As per the committee’s observations during a quarterly meeting held on 16th February 2021, assets of the financial sector increased by 24% 9 year –on- year) to Rwf 4,310 billion in December 2020 (and represented 53 percent of GDP), against 12.5% registered in December 2019 on the back of growth of deposits (especially institutional investors), borrowings from other financial institutions and injections.
Microfinance sector’s assets increased by 11 percent to Rwf 356 billion in December 2020 lower than 14.7% percent in 2019 as the pandemic significantly impacted the cash flows of households, micro, small and medium enterprises, thereby reducing their capacity to save and increasing their deposit withdrawal needs to cater for the pandemic’s uncertainties.
Insurance sector’s assets (private and public) grew by 15 percent to Rwf 591.7 higher than 14 percent growth registered in the previous year due to retained earnings and capital injections.
Growth of the public pension fund assets moderated to 10.7 percent to Rwf 985.6 billion as at the end of December 2020, lower than 15.3 percent growth registered in 2019 due to revaluation losses on some assets as well as reductions in pension contributions following suspension of some employers from declaring and paying pension contributions, reduced employees’ salary base in some institutions, either due to reduction in salaries or termination of some employees in response to the pandemic.
Increased credit risk
The pandemic and required containment measures resulted in a contraction of GDP by 4.1 percent year-on-year in the first three quarters of 2020, led to a reduction in incomes of households and businesses thereby weakening debt service capacity, and increased credit risk.

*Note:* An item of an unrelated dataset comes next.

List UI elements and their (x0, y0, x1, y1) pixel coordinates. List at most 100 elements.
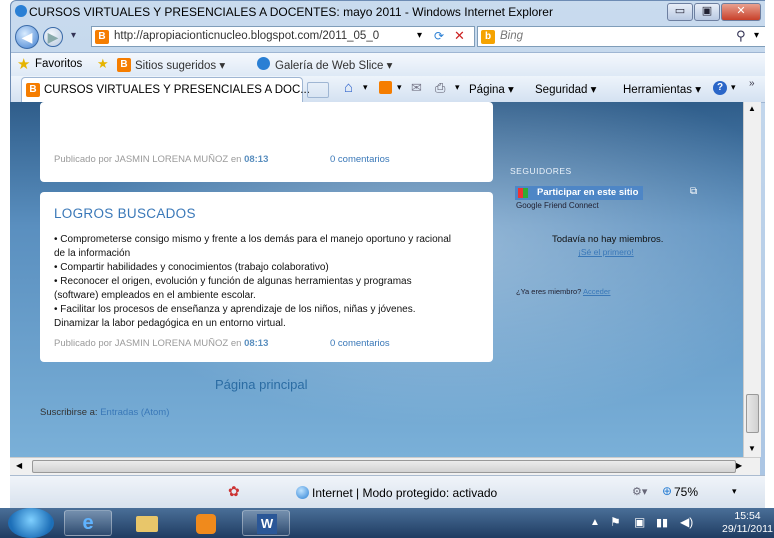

In response banks provided loan repayment deferrals to their customers and at the end of December 2020, restructured loans were worth Rwf 799.9 billion representing 31.7 percent of total loans.
In the microfinance sector, restructured loans stood at Rwf 14.8 billion representing 7 percent of total loans. Insurance premium receivables also increased from Rwf 4.9 billion in December 2019 to Rwf 8.5 billion in December 2020.
The significant restructured loans in the financial sector are indicative of a potential uptick of non-performing loans and provisions for bad loans in 2021 and into 2022.
Digital payments uptake
In 2020, Financial Service Providers (FSPs) increased their rollout and users increased the adoption of digital payment channels. The number of mobile payment subscribers increased by 13 percent from 4,139,075 to 4,688,124 while mobile payment transactions increased by 85% from 378.8 million worth Rwf 2,349 billion in 2019 to 701 million worth Rwf 7,177 billion in 2020.
Other electronic payment channels such as mobile banking, internet banking as well as card based payment services also experienced notable growth and recommended among other things, continued engagement with relevant stakeholders on measures to support recovery of severely affected sectors like tourism and its value chains, public passenger transport and education among others.